By D.I. Laary and Alimatu Quaye
Accra, April 13, GNA - Non-state actors from Africa have met in Accra, to renew their partnership commitments towards assisting governments develop inclusive agricultural policies and design programmes for food security and fight malnutrition.

Members of the Comprehensive African Agricultural Development Programme (CAADP) Non-State Actors' Coalition (CNC) met to reflect on ways of building union members' capacity to help governments come out with comprehensive policies to improve agriculture.

They are also working towards the speedy implementation of the Malabo Declaration adopted in 2014 in Malabo, Equatorial Guinea, to accelerate agricultural growth and transformation to improve wealth and livelihoods.

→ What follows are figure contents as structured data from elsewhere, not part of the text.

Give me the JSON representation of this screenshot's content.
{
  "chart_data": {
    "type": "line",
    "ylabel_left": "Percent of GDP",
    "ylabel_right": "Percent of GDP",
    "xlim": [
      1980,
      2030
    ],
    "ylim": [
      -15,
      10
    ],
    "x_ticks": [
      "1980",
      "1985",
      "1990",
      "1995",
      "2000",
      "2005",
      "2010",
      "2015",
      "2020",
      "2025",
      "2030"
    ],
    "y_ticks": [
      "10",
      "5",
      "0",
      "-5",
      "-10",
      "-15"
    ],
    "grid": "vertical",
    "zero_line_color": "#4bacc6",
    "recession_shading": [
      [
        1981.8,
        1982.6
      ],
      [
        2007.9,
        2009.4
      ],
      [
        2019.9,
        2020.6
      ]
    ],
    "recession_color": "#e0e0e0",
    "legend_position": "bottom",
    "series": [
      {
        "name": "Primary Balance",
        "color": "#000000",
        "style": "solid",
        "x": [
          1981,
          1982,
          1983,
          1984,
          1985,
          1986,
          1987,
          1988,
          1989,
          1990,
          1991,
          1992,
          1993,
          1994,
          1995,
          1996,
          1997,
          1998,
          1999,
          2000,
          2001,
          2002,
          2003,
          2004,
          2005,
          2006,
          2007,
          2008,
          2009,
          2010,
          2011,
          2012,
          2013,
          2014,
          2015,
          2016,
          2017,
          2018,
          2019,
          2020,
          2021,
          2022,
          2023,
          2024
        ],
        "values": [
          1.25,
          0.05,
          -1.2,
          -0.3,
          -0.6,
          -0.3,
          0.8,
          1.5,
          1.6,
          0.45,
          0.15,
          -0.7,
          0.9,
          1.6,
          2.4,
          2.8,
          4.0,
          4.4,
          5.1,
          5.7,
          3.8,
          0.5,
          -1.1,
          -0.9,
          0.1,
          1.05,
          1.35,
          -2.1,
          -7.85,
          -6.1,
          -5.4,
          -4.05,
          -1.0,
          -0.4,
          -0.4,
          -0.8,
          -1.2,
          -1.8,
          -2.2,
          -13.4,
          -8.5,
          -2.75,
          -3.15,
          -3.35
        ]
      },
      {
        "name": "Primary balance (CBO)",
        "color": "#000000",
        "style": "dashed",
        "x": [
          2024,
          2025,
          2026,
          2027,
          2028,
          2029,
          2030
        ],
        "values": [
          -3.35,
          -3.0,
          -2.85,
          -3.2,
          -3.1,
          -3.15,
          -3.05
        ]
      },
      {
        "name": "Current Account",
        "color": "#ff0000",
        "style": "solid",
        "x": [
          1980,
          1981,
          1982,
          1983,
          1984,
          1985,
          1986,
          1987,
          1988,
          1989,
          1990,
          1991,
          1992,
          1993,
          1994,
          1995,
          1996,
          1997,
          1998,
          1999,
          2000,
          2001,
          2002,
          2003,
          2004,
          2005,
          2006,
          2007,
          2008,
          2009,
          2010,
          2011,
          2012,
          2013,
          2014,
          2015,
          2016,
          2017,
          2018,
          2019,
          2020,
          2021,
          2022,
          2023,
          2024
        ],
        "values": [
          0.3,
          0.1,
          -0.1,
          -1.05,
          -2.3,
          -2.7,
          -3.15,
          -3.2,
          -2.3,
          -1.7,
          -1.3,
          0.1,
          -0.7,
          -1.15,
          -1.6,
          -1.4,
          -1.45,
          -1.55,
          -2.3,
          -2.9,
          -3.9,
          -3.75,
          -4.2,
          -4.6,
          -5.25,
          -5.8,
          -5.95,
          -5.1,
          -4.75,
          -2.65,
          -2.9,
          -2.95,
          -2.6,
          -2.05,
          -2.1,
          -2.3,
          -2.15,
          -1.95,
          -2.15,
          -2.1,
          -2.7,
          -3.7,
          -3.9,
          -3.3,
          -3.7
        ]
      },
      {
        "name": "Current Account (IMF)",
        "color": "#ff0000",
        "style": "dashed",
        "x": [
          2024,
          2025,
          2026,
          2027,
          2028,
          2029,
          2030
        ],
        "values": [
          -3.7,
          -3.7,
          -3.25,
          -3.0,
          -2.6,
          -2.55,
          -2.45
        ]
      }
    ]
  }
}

The meeting, organised with the support from Feed Future, USAID and Africa Lead, had participants from Ghana, Tanzania, Kenya, Uganda, Senegal and Nigeria deliberating on a wide range of issues, including approaches to practicalising the Malabo Declaration.

African leaders converged at an AU summit in Malabo, Equatorial Guinean in 2014 and approved a declaration on accelerated agricultural growth and transformation for shared prosperity and improved livelihoods dubbed 'Malabo Declaration.'

The declaration implementation strategy and roadmap systematically outlines a range of priority actions to be carried out in realising the 2025 CAADP vision - creating a prosperous Africa where wealth is shared among citizens through agricultural transformation.

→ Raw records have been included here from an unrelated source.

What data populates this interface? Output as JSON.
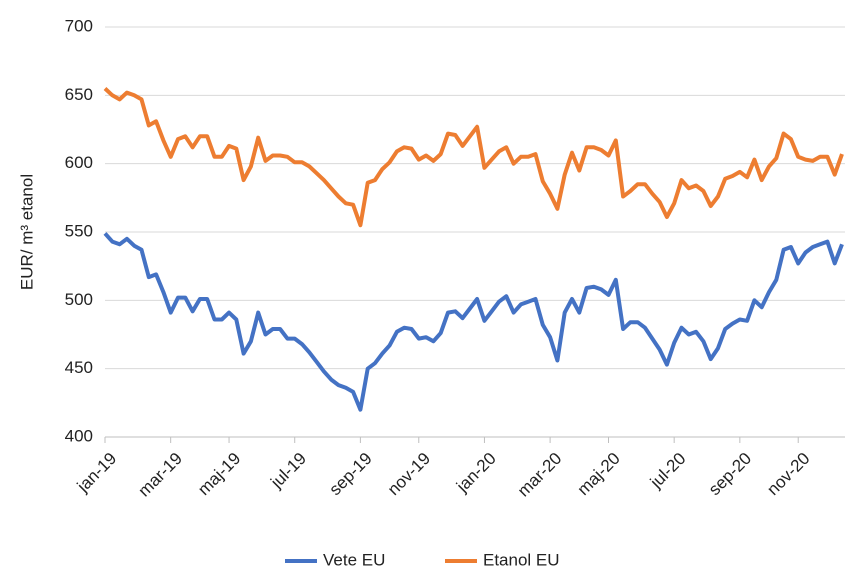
{
  "chart_data": {
    "type": "line",
    "y_label": "EUR/ m³ etanol",
    "categories": [
      "jan-19",
      null,
      null,
      null,
      null,
      null,
      null,
      null,
      null,
      "mar-19",
      null,
      null,
      null,
      null,
      null,
      null,
      null,
      "maj-19",
      null,
      null,
      null,
      null,
      null,
      null,
      null,
      null,
      "jul-19",
      null,
      null,
      null,
      null,
      null,
      null,
      null,
      null,
      "sep-19",
      null,
      null,
      null,
      null,
      null,
      null,
      null,
      "nov-19",
      null,
      null,
      null,
      null,
      null,
      null,
      null,
      null,
      "jan-20",
      null,
      null,
      null,
      null,
      null,
      null,
      null,
      null,
      "mar-20",
      null,
      null,
      null,
      null,
      null,
      null,
      null,
      "maj-20",
      null,
      null,
      null,
      null,
      null,
      null,
      null,
      null,
      "jul-20",
      null,
      null,
      null,
      null,
      null,
      null,
      null,
      null,
      "sep-20",
      null,
      null,
      null,
      null,
      null,
      null,
      null,
      "nov-20",
      null,
      null,
      null,
      null,
      null,
      null
    ],
    "series": [
      {
        "name": "Vete EU",
        "color": "#4472c4",
        "values": [
          549,
          543,
          541,
          545,
          540,
          537,
          517,
          519,
          506,
          491,
          502,
          502,
          492,
          501,
          501,
          486,
          486,
          491,
          486,
          461,
          470,
          491,
          475,
          479,
          479,
          472,
          472,
          468,
          462,
          455,
          448,
          442,
          438,
          436,
          433,
          420,
          450,
          454,
          461,
          467,
          477,
          480,
          479,
          472,
          473,
          470,
          476,
          491,
          492,
          487,
          494,
          501,
          485,
          492,
          499,
          503,
          491,
          497,
          499,
          501,
          482,
          473,
          456,
          491,
          501,
          491,
          509,
          510,
          508,
          504,
          515,
          479,
          484,
          484,
          480,
          472,
          464,
          453,
          469,
          480,
          475,
          477,
          470,
          457,
          465,
          479,
          483,
          486,
          485,
          500,
          495,
          506,
          515,
          537,
          539,
          527,
          535,
          539,
          541,
          543,
          527,
          541
        ]
      },
      {
        "name": "Etanol EU",
        "color": "#ed7d31",
        "values": [
          655,
          650,
          647,
          652,
          650,
          647,
          628,
          631,
          617,
          605,
          618,
          620,
          612,
          620,
          620,
          605,
          605,
          613,
          611,
          588,
          598,
          619,
          602,
          606,
          606,
          605,
          601,
          601,
          598,
          593,
          588,
          582,
          576,
          571,
          570,
          555,
          586,
          588,
          596,
          601,
          609,
          612,
          611,
          603,
          606,
          602,
          607,
          622,
          621,
          613,
          620,
          627,
          597,
          603,
          609,
          612,
          600,
          605,
          605,
          607,
          587,
          578,
          567,
          592,
          608,
          595,
          612,
          612,
          610,
          606,
          617,
          576,
          580,
          585,
          585,
          578,
          572,
          561,
          571,
          588,
          582,
          584,
          580,
          569,
          576,
          589,
          591,
          594,
          590,
          603,
          588,
          598,
          604,
          622,
          618,
          605,
          603,
          602,
          605,
          605,
          592,
          607
        ]
      }
    ],
    "ylim": [
      400,
      700
    ],
    "yticks": [
      400,
      450,
      500,
      550,
      600,
      650,
      700
    ],
    "grid": true,
    "legend": "bottom"
  }
}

The meeting held discussions such as funding African agricultural investment to attain Malabo commitments, agricultural finance landscape and policy environment, inclusive access to finance to empower women and youth, innovative delivery of financial services, value chain finance and renewing partnership for accelerated development.

Mr Kop'ep Dabugat, Coordinator CNC told journalists the CAADP was adopted in 2003 as a flagship programme to solve African challenges that could drive growth and prosperity to end hunger and fight poverty using the agricultural sector as the game-changer.

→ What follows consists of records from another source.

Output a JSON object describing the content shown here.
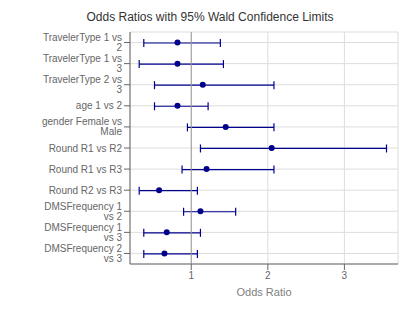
{
  "chart_data": {
    "type": "scatter",
    "orientation": "horizontal",
    "title": "Odds Ratios with 95% Wald Confidence Limits",
    "xlabel": "Odds Ratio",
    "categories": [
      "TravelerType 1 vs 2",
      "TravelerType 1 vs 3",
      "TravelerType 2 vs 3",
      "age 1 vs 2",
      "gender Female vs Male",
      "Round R1 vs R2",
      "Round R1 vs R3",
      "Round R2 vs R3",
      "DMSFrequency 1 vs 2",
      "DMSFrequency 1 vs 3",
      "DMSFrequency 2 vs 3"
    ],
    "values": [
      0.82,
      0.82,
      1.15,
      0.82,
      1.45,
      2.05,
      1.2,
      0.58,
      1.12,
      0.68,
      0.65
    ],
    "ci_low": [
      0.38,
      0.32,
      0.52,
      0.52,
      0.95,
      1.12,
      0.88,
      0.32,
      0.9,
      0.38,
      0.38
    ],
    "ci_high": [
      1.38,
      1.42,
      2.08,
      1.22,
      2.08,
      3.55,
      2.08,
      1.08,
      1.58,
      1.12,
      1.08
    ],
    "color": "#00008B",
    "xlim": [
      0.2,
      3.7
    ],
    "xticks": [
      1,
      2,
      3
    ],
    "grid": true,
    "reference_line": 1
  }
}
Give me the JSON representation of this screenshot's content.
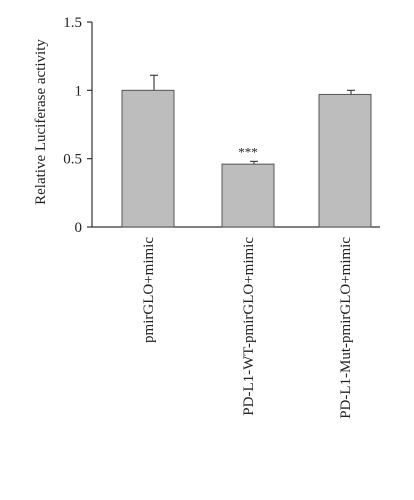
{
  "chart_data": {
    "type": "bar",
    "title": "",
    "xlabel": "",
    "ylabel": "Relative Luciferase activity",
    "ylim": [
      0,
      1.5
    ],
    "yticks": [
      0,
      0.5,
      1,
      1.5
    ],
    "ytick_labels": [
      "0",
      "0.5",
      "1",
      "1.5"
    ],
    "grid": false,
    "categories": [
      "pmirGLO+mimic",
      "PD-L1-WT-pmirGLO+mimic",
      "PD-L1-Mut-pmirGLO+mimic"
    ],
    "values": [
      1.0,
      0.46,
      0.97
    ],
    "errors": [
      0.11,
      0.02,
      0.03
    ],
    "annotations": [
      "",
      "***",
      ""
    ],
    "colors": {
      "bar_fill": "#bdbdbd",
      "bar_stroke": "#555555",
      "axis": "#333333"
    }
  }
}
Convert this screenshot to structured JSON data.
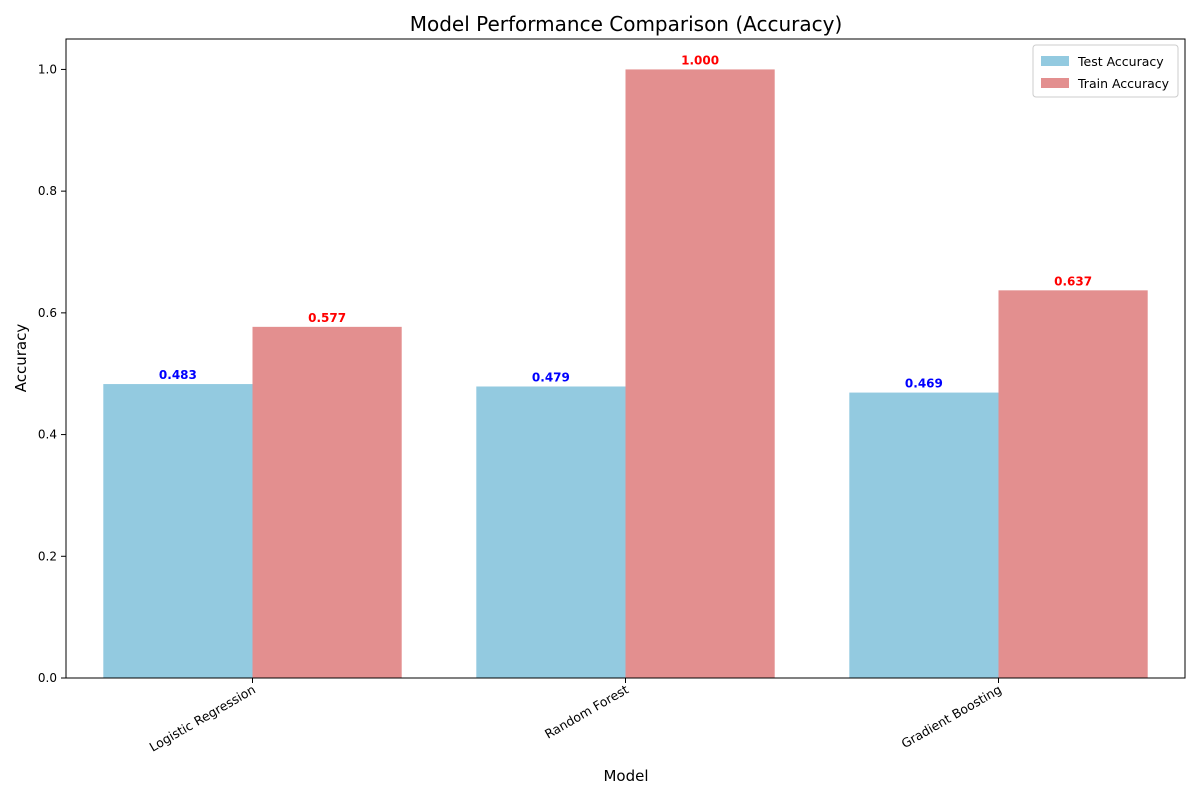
{
  "chart_data": {
    "type": "bar",
    "title": "Model Performance Comparison (Accuracy)",
    "xlabel": "Model",
    "ylabel": "Accuracy",
    "categories": [
      "Logistic Regression",
      "Random Forest",
      "Gradient Boosting"
    ],
    "series": [
      {
        "name": "Test Accuracy",
        "values": [
          0.483,
          0.479,
          0.469
        ],
        "labels": [
          "0.483",
          "0.479",
          "0.469"
        ],
        "color": "#87c4dd",
        "label_color": "#0000ff"
      },
      {
        "name": "Train Accuracy",
        "values": [
          0.577,
          1.0,
          0.637
        ],
        "labels": [
          "0.577",
          "1.000",
          "0.637"
        ],
        "color": "#e08383",
        "label_color": "#ff0000"
      }
    ],
    "ylim": [
      0,
      1.05
    ],
    "yticks": [
      0.0,
      0.2,
      0.4,
      0.6,
      0.8,
      1.0
    ],
    "ytick_labels": [
      "0.0",
      "0.2",
      "0.4",
      "0.6",
      "0.8",
      "1.0"
    ],
    "grid": false,
    "legend_position": "top-right",
    "bar_alpha": 0.9
  }
}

African governments had agreed in the Malabo declaration to allocate 10 per cent of their annual budget to support agriculture, but the coordinator said only about seven countries met the target.

He said transforming the sector is the only way Africa could meet the annual growth rate target of six per cent to drive their economies and to enhance living conditions of the people.

'Agricultural improvement is the way forward for Africa because our economies are more agrarian, so we need to improve production to become self-sufficient, improve marketing, packaging and have better food,' he said.

The Malabo framework aims at ending hunger, lessening poverty, cutting down post-harvest loses, slashing stunted growth, encouraging youth and women to engage agribusiness and finding ways to help governments develop and diversify growth in agriculture production.

'We want to raise issues around it, to crystalise plans and define our coalition as a whole. This year, we will come out with a concrete statement that tells our commitment, actions and recommendations for improvement in CAADP plan,' Dabugat said.

Mouhamet Lamie Ndiaye, Association for Cooperative Operations Research and Development Country Director said: 'There is a lot of wastage in the developed countries, there is a lot of food that is being wasted, which means we are now producing more than what we need.

'The problem we have is that we only distribute it to those that have the capital, what we need to do is to fairly distribute the food that we are producing,' he added.

CAADP aims to achieve an agriculture-led socio-economic growth that would create wealth, tackle poverty and reduce hunger.

It recognises that to transform African agriculture, it is imperative to build broad and inclusive coalitions of states.